O menino Italo Calvino

Italo Calvino e Jorge Luís Borges


Comecei a ler um livro de Italo Calvino intitulado O Conto de Fadas. A certa altura, Calvino escreve " Se numa época da minha actividade literária me senti atraído pelos folktales, pelos fairytales, não foi por fidelidade a uma tradição étnica [...], nem por nostalgia das leituras infantis (na minha família, as crianças só deviam ler livros instrutivos e com algum fundamento científico), mas por interesse estilístico e estruturas, pela lógica essencial com que são contados."
Ao lê-lo, senti que os parênteses continham um lamento de criança. Imaginei-o triste, sentado na biblioteca da família, privada, grave, lendo, não o que gostaria, mas o que lhe ordenavam; vi uma sala carregada com mobília escura, enormes estantes com porta de vidro biselado, nas quais se acumulavam livros instrutivos muito bem arrumados, catalogados, encadernados, iluminados invisivelmente por toda a sabedoria do mundo. E Calvino, com um volume pesado sobre o colo, lendo com a mesma dedicação com que outras crianças, pelo mundo fora, brincam ou se deixam esbofetear, hora a hora, sem qualquer dúvida sobre a pertinência das acções que os adultos para elas reservam. E tive pena da criança que foi, embora tanta solenidade e disciplina possa ter gerado o grande Italo Calvino. É provável que no passado de todos os italos calvinos exista uma criança triste, mas duvido que exista uma relação direta entre tristeza e saber.
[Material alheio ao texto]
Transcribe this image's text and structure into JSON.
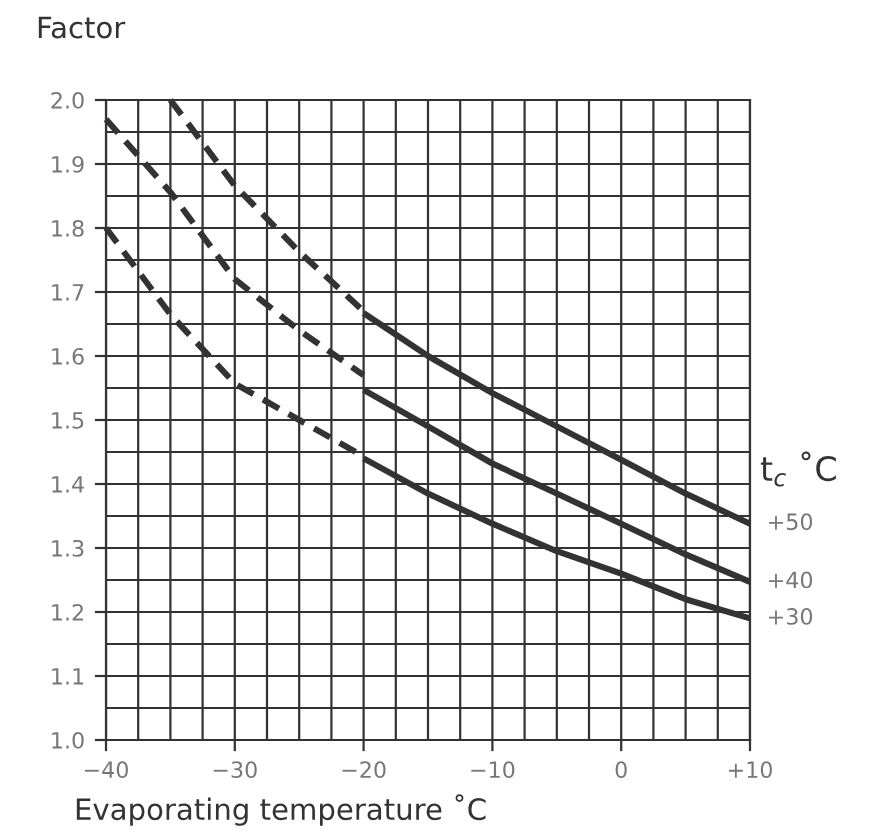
{
  "chart_data": {
    "type": "line",
    "ylabel": "Factor",
    "xlabel": "Evaporating temperature ˚C",
    "legend_title": "t$_{c}$ ˚C",
    "xlim": [
      -40,
      10
    ],
    "ylim": [
      1.0,
      2.0
    ],
    "xticks": [
      -40,
      -30,
      -20,
      -10,
      0,
      {
        "value": 10,
        "label": "+10"
      }
    ],
    "yticks": [
      {
        "value": 1.0,
        "label": "1.0"
      },
      1.1,
      1.2,
      1.3,
      1.4,
      1.5,
      1.6,
      1.7,
      1.8,
      1.9,
      {
        "value": 2.0,
        "label": "2.0"
      }
    ],
    "grid": true,
    "marker": "none",
    "series": [
      {
        "color": "#333333",
        "line_style": "dashed",
        "x": [
          -35,
          -30,
          -25,
          -20
        ],
        "values": [
          2.0,
          1.866,
          1.763,
          1.67
        ]
      },
      {
        "color": "#333333",
        "line_style": "dashed",
        "x": [
          -40,
          -35,
          -30,
          -25,
          -20
        ],
        "values": [
          1.97,
          1.856,
          1.72,
          1.64,
          1.57
        ]
      },
      {
        "color": "#333333",
        "line_style": "dashed",
        "x": [
          -40,
          -35,
          -30,
          -25,
          -20
        ],
        "values": [
          1.8,
          1.665,
          1.557,
          1.5,
          1.443
        ]
      },
      {
        "name": "+50",
        "color": "#333333",
        "line_style": "solid",
        "x": [
          -20,
          -15,
          -10,
          -5,
          0,
          5,
          10
        ],
        "values": [
          1.667,
          1.6,
          1.542,
          1.49,
          1.438,
          1.385,
          1.338
        ]
      },
      {
        "name": "+40",
        "color": "#333333",
        "line_style": "solid",
        "x": [
          -20,
          -15,
          -10,
          -5,
          0,
          5,
          10
        ],
        "values": [
          1.547,
          1.49,
          1.432,
          1.385,
          1.338,
          1.29,
          1.247
        ]
      },
      {
        "name": "+30",
        "color": "#333333",
        "line_style": "solid",
        "x": [
          -20,
          -15,
          -10,
          -5,
          0,
          5,
          10
        ],
        "values": [
          1.44,
          1.385,
          1.338,
          1.295,
          1.26,
          1.22,
          1.19
        ]
      }
    ]
  }
}
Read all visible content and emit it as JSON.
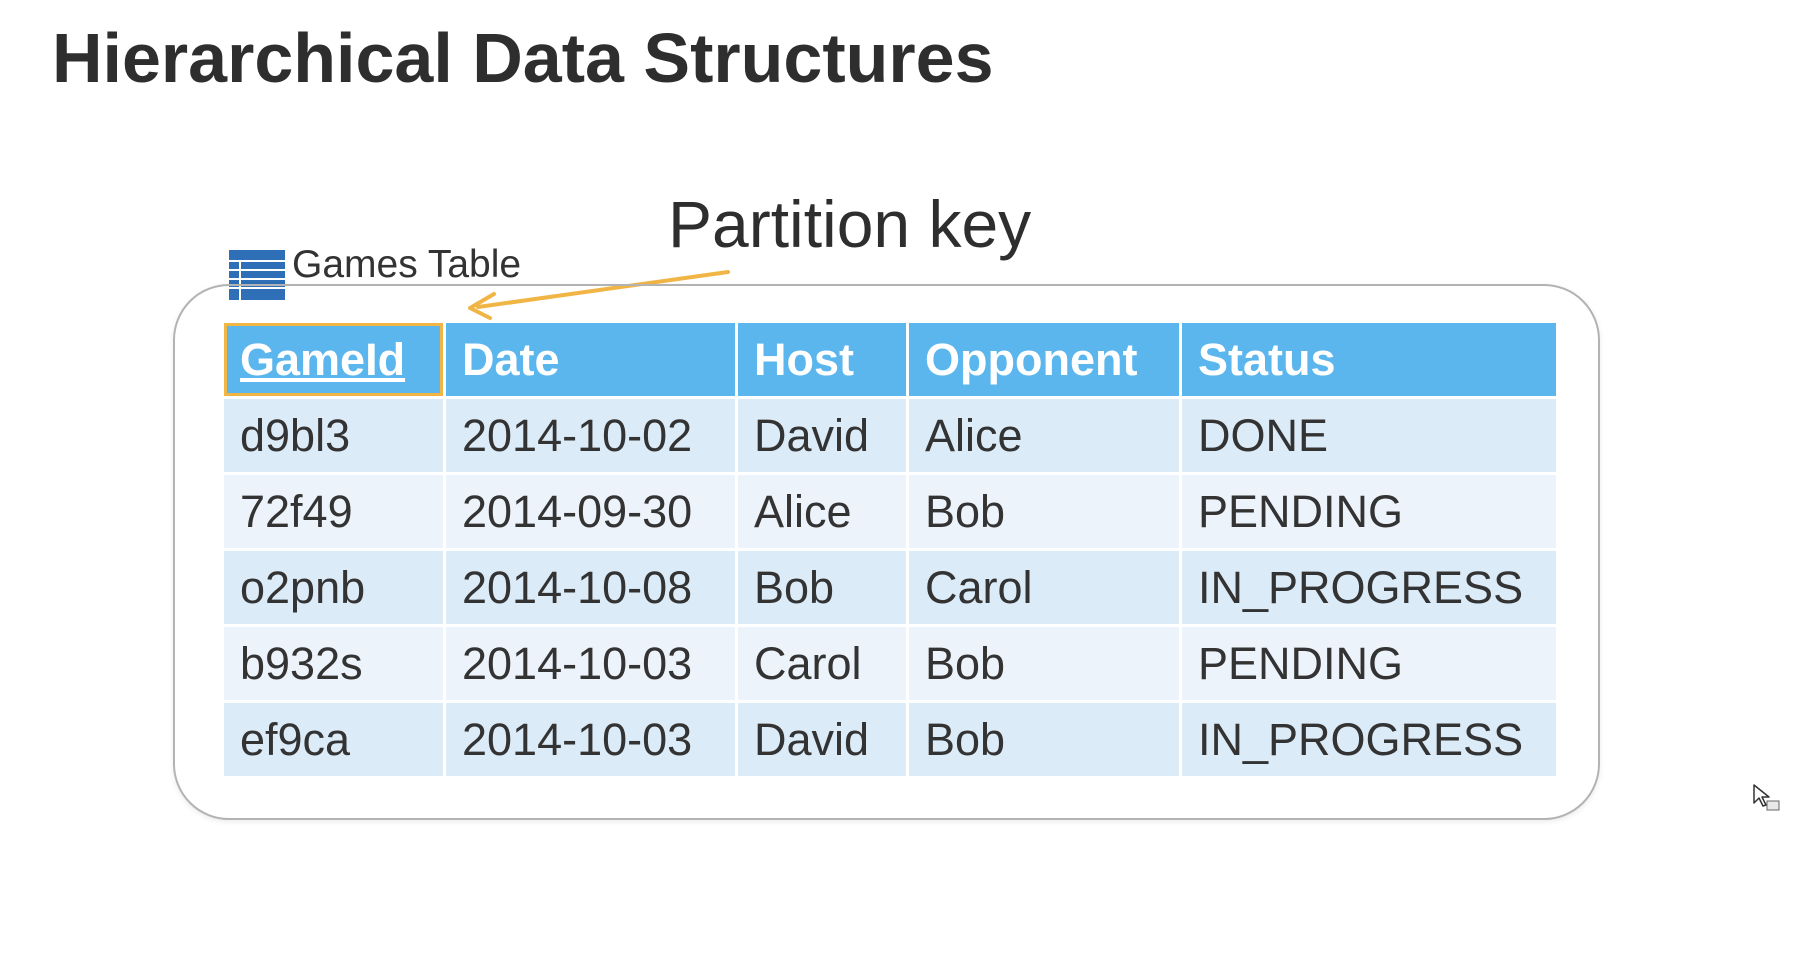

Não pude deixar de recordar os meus hábitos infantis de leitura.
Quando ainda não sabia ler, lembro-me de folhear um livro que o meu pai guardava na mesa de cabeceira: tinha desenhos de um barco que se afundava e náufragos moribundos esbracejando. Devia ser uma história trágica e comovente. Desejava ardentemente aprender a ler para conhecer o seu conteúdo. Não sei se algum dia o li, porque mal comecei a juntar as sílabas dediquei-me com afinco às biliotecas alheias, onde existiam livros modernos, com capas bonitas. Trazia-os para casa e deitava-me no chão a lê-los, esquecendo-me que eu era eu, porque os livros me transformavam num veículo recetor em viagem, cujos órgãos vitais mantinham animado. O sangue circulava, o coração bombeava o sangue que os rins filtravam, e os pulmões insuflavam-se e esvaziavam-se por sua conta. Eu caminhava pelos cenários que o meu cérebro criava, sem consciência da realidade, e sabia-me bem, até a voz da minha mãe me restituir ao mundo, "Isabela, larga os livros e vai fazer o que te mandei". Na minha família líamos o que nos apetecesse, desde que primeiro tivéssemos lavado a louça, varrido o chão e puxado o lustro ao parquê com metade de um coco seco e um pano de lã. Essa grande indisciplina, não fazendo de nós italos calvinos, tinha outras vantagens: criava-nos, acordava-nos informalmente. Não lamento as leituras caóticas, frequentemente clandestinas, algumas vezes carecendo de "passaporte". O senhor Augusto, amigo da família, em cujo escritório mantinha uma biblioteca com mais de cinco mil livros, obrigava-me sempre a levantar a saia, até mostrar as cuequinhas, antes de sair com o braçado dos livros que me emprestava quinzenalmente. Suponho que a obra preferida deste grande literato das colónias fosse a Lolita.
E pensando agora bem, não é improvável que o menino Italo Calvino tenha sido obrigado a custear valores equivalentes, ao longo da infância, para aceder a livros de outras bibliotecas.